All things said, I’m really satisfied with the outcome of our project. I do think that, if communication would have been more consistent, we could have distributed work a little better and gone into more depth about the concepts on the timeline. We did overlook a few aspects of the timeline; we should have gone a little more in depth about connections to Groningen and Arlington, and maybe referenced a few more sources a little better.

 

On somewhat of a tangent, I think technology can also be a hindrance to communication, even though it’s facilitating it. Connections can be faulty (this has been an issue at one or two of our Skype meetings), and understanding of how to use certain technologies can be difficult.
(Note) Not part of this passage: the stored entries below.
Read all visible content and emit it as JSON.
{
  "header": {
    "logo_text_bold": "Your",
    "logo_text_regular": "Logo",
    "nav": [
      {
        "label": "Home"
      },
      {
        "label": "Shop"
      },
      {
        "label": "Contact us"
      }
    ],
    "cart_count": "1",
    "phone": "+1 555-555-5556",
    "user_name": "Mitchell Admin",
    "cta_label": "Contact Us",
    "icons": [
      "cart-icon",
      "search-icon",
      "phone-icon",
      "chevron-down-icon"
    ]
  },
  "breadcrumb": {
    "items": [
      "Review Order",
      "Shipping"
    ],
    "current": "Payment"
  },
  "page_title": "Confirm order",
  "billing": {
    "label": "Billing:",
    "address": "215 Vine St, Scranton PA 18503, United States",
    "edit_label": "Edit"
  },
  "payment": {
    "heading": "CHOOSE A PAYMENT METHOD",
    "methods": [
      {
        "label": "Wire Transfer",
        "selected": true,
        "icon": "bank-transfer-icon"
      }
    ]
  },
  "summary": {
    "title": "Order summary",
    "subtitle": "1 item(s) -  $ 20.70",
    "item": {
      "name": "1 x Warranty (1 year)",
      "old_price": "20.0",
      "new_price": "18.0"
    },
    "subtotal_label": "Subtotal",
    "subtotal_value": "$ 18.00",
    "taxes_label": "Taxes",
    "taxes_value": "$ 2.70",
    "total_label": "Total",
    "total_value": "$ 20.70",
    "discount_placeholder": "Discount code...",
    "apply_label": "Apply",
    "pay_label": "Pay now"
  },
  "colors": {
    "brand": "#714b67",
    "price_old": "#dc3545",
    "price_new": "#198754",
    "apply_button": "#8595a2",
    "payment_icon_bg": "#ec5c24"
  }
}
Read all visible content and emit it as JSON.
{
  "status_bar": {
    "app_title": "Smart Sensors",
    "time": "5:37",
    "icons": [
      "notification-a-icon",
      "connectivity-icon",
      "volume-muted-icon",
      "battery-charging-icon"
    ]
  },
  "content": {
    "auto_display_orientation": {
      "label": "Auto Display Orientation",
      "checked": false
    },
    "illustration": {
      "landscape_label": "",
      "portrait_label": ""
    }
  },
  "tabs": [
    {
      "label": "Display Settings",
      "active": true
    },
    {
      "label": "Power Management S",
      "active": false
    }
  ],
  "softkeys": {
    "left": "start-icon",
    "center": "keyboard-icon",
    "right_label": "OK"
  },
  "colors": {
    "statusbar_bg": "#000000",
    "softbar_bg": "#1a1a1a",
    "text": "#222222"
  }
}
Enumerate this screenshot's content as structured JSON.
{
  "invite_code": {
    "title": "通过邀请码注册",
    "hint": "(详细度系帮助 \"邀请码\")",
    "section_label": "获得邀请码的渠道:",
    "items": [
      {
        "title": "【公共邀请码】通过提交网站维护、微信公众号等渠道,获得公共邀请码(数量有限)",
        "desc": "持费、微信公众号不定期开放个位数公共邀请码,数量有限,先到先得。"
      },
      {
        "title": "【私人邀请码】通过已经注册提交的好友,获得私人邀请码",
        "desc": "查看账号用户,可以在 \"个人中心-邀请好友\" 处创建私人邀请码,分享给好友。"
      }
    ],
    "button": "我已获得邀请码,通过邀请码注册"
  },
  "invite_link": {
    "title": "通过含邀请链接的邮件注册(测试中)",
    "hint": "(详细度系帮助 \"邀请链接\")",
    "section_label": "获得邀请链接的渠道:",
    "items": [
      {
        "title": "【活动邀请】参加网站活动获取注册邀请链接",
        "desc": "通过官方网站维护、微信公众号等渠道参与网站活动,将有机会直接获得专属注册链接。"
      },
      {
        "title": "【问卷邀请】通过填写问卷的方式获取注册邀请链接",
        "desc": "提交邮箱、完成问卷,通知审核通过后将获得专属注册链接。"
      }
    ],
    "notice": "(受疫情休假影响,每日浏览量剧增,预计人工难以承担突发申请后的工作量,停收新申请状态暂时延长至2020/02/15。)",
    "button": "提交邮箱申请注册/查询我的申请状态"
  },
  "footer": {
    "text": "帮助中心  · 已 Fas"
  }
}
For example, I could’ve sworn I posted this blog on time, but, when I logged on this morning, I discovered that there was no discussion posting #4 to my name.

Overall, intercultural/international communication can be frustrating and difficult, but I think everyone in my group is greatly benefiting from it.

One Comment on “Blog #4: What We Learn is How We Learn

  1. I hope that your team continues to work through any challenges that you encounter — and am quite confident that you will benefit as a result of your diverse views!